W życiu bardzo wiele możesz, ale niczego nie musisz,
zawsze znajdziesz jakąś cegłę, którą należy poruszyć,
promień słońca, który chętnie rozweseli gdy się smucisz,
cały worek wspomnień w głowie, których nigdy nie wyrzucisz.
Zawsze wstaniesz, choć leżałeś nieruchomy niczym kłoda,
zawsze krzykniesz, choć myślałeś że na krzyki gardła szkoda.
Będziesz twardy niczym kamień, chociaż mięśnie masz jak woda,
przecież wiesz, że w gruncie rzeczy wielki mur to nie przeszkoda.
Świat dla ciebie nie ma granic widać to w każdej rozmowie,
uporasz się z chochlikami, które siedzą w twojej głowie.
Zawsze znajdzie się przyjaciel, który dobrze ci podpowie,
na każde trudne pytanie znajdziesz właściwą odpowiedź.

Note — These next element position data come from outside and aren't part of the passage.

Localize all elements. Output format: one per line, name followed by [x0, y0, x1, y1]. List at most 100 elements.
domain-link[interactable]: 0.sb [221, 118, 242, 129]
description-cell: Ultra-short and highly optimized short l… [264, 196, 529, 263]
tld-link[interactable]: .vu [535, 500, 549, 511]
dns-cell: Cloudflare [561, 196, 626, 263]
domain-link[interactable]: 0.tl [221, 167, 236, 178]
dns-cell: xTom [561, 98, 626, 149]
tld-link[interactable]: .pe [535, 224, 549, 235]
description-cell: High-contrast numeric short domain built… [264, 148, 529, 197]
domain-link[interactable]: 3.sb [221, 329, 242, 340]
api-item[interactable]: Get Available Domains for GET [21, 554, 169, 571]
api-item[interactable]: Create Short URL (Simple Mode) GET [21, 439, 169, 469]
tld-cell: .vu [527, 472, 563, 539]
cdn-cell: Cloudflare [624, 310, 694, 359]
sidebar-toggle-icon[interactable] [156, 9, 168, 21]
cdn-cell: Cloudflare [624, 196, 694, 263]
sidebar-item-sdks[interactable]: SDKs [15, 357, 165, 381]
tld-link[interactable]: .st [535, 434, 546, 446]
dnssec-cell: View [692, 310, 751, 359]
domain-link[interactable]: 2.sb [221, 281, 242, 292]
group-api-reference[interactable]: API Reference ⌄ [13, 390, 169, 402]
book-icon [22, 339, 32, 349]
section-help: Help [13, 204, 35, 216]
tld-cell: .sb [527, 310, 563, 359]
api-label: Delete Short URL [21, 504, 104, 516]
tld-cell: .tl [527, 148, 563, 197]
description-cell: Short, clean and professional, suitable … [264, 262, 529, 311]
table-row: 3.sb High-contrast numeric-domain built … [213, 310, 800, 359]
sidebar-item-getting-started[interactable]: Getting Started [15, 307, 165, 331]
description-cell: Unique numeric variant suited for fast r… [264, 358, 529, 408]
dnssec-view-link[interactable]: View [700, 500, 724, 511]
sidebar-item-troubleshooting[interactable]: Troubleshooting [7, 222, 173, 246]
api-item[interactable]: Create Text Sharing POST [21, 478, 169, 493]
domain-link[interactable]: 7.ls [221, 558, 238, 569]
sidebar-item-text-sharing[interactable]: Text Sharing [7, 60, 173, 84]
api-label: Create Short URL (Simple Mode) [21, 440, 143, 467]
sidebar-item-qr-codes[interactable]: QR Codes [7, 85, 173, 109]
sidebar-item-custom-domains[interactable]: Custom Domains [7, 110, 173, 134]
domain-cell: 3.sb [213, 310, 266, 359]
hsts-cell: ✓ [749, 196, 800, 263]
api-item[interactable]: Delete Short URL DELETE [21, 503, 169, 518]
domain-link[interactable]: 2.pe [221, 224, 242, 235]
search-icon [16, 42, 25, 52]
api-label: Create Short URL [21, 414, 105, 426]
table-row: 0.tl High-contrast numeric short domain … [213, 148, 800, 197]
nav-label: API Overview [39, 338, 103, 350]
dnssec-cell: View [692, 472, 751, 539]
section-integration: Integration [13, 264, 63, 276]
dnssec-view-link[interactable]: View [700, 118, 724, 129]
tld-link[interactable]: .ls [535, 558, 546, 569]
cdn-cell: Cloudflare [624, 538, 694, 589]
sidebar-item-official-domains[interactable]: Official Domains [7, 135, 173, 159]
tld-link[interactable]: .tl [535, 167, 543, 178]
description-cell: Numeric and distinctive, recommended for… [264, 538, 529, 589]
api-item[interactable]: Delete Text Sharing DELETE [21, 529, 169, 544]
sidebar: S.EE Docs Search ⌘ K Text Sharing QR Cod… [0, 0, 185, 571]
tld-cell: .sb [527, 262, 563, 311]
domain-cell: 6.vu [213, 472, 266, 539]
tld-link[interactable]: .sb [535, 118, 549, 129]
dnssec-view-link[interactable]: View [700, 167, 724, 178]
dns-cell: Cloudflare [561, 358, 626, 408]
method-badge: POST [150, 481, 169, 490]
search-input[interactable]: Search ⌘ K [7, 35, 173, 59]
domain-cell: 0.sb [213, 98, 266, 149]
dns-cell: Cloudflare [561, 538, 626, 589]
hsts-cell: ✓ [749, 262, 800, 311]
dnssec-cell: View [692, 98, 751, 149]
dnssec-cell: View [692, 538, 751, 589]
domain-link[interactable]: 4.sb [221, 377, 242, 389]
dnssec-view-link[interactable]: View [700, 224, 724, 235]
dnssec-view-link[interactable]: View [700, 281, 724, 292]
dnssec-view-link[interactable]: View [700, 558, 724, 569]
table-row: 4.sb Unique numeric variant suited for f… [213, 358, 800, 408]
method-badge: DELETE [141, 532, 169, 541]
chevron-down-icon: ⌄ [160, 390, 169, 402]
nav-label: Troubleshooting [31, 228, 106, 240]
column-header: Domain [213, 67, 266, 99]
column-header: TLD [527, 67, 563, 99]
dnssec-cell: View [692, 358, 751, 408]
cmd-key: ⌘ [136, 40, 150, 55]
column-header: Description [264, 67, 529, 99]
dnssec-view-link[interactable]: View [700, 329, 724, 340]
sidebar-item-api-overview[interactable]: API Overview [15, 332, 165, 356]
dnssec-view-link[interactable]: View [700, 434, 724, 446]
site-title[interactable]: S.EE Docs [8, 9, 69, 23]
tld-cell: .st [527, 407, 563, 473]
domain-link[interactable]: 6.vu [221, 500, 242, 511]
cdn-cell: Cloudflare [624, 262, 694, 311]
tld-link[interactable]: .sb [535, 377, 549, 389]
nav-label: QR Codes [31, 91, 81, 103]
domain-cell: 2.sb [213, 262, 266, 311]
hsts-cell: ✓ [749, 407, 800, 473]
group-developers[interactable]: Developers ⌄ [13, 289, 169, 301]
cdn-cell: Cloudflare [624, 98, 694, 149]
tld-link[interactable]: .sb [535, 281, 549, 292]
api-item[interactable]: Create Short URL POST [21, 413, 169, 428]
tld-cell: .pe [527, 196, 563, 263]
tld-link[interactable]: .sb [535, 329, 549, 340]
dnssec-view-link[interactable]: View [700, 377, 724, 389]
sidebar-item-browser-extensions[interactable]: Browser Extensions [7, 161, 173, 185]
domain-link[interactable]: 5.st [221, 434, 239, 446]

Na twej drodze będą stały drogowskazy sfałszowane,
jakieś góry niezdobyte, olbrzymy niepokonane.
Przemierzysz ponure miasta, krainy zaczarowane,
znajdziesz przydrożne tawerny, zwiedzisz ścieżki zakazane.
W życiu niczego nie musisz, ale bardzo wiele możesz,
nie przewidzisz co się stanie, co cię czeka trudno orzec,
jeśli złą ścieżkę obierzesz tylko powrót ci pomorze,
tylko on cię uratuje, kiedy jesteś na złym torze.
Na czubku twojego nosa stoi teraz prawda goła,
zadecyduj co cię czeka niebo czy piekielna smoła,
pomyśl dobrze czy pomożesz kiedy ktoś o pomoc woła,
ustań w biegu i zauważ ile piękna dookoła.